The minimum cost of having a horse would be $5.01 per day and it goes up to $1,828.65 per year. The expense of keeping a horse at home relies on the setup or equipment you would need. Definitely, the cost will reduce if you already own a horse or have a suitable shelter for the newcomer. Moreover, if you have grass or pasture around the residence, then the food price will also go down. In short, if you have all the required equipment and environment to keep an equine at home, then it is definitely a great idea!

What are the alternatives to horse ownership?

Some people love horses, but they can’t afford to keep them either because of finances or other reasons. Here are a few things they can do to express their compassion towards horses without owning one!
Lessons – horse riding is always fun especially when you’re an animal lover; you can make a lot out of it. It’s a great way to learn the basics and you can also get the chance of feeding and cleaning stalls of the fellow.
Auctions & Horse Clubs – You certainly don’t have to be a horse owner to be a part of the show.
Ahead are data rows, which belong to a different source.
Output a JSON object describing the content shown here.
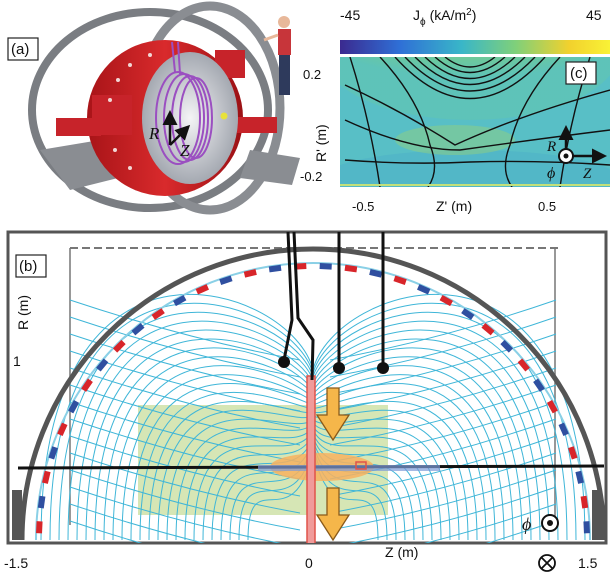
{
  "panel_a": {
    "label": "(a)",
    "axis_R": "R",
    "axis_Z": "Z"
  },
  "panel_c": {
    "label": "(c)",
    "colorbar": {
      "min_label": "-45",
      "max_label": "45",
      "quantity": "J",
      "subscript": "ϕ",
      "unit": "(kA/m",
      "unit_sup": "2",
      "unit_end": ")",
      "colors": [
        "#3b2a8f",
        "#2f6fd6",
        "#39b6c8",
        "#7fd07a",
        "#f2d12d",
        "#f9f236"
      ]
    },
    "y_tick_top": "0.2",
    "y_tick_bottom": "-0.2",
    "y_label": "R' (m)",
    "x_tick_left": "-0.5",
    "x_tick_right": "0.5",
    "x_label": "Z' (m)",
    "vec_R": "R",
    "vec_phi": "ϕ",
    "vec_Z": "Z"
  },
  "panel_b": {
    "label": "(b)",
    "y_label": "R (m)",
    "y_tick": "1",
    "x_tick_left": "-1.5",
    "x_tick_mid": "0",
    "x_tick_right": "1.5",
    "x_label": "Z (m)",
    "phi_symbol": "ϕ",
    "field_line_color": "#3fb6d8",
    "coil_red": "#d8252a",
    "coil_blue": "#2f4fa0",
    "arrow_color": "#f5b64a",
    "region_color": "#cfe2a8"
  }
}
It will be definitely a great experience to take lessons, assist at shows and attend meetings.
Volunteer work – Another way to keep around the stallion is to serve as a volunteer at therapy barns and horse rescues.


Horse ownership comes with a lot of perks and unseen expenses too. It is similar to raising and caring for a baby who is completely dependent on you for feeding, cleaning, and other stuff.

When estimating how much does a horse costs yearly, understand that there are several other costs to ponder upon apart from basic food and shelter. These include regular cleaning, standard vet check-ups, and vaccinations. Furthermore, hoof cleaning, shoeing, and a lot of other unavoidable responsibilities are also part of the game.

However, the good news is that you can still be around horses without owning one. So, choose a suitable option for you according to your circumstances. If you are willing to invest in horse ownership even after estimating the monthly costs to care for one, there is nothing more exciting than bringing your mighty pet home!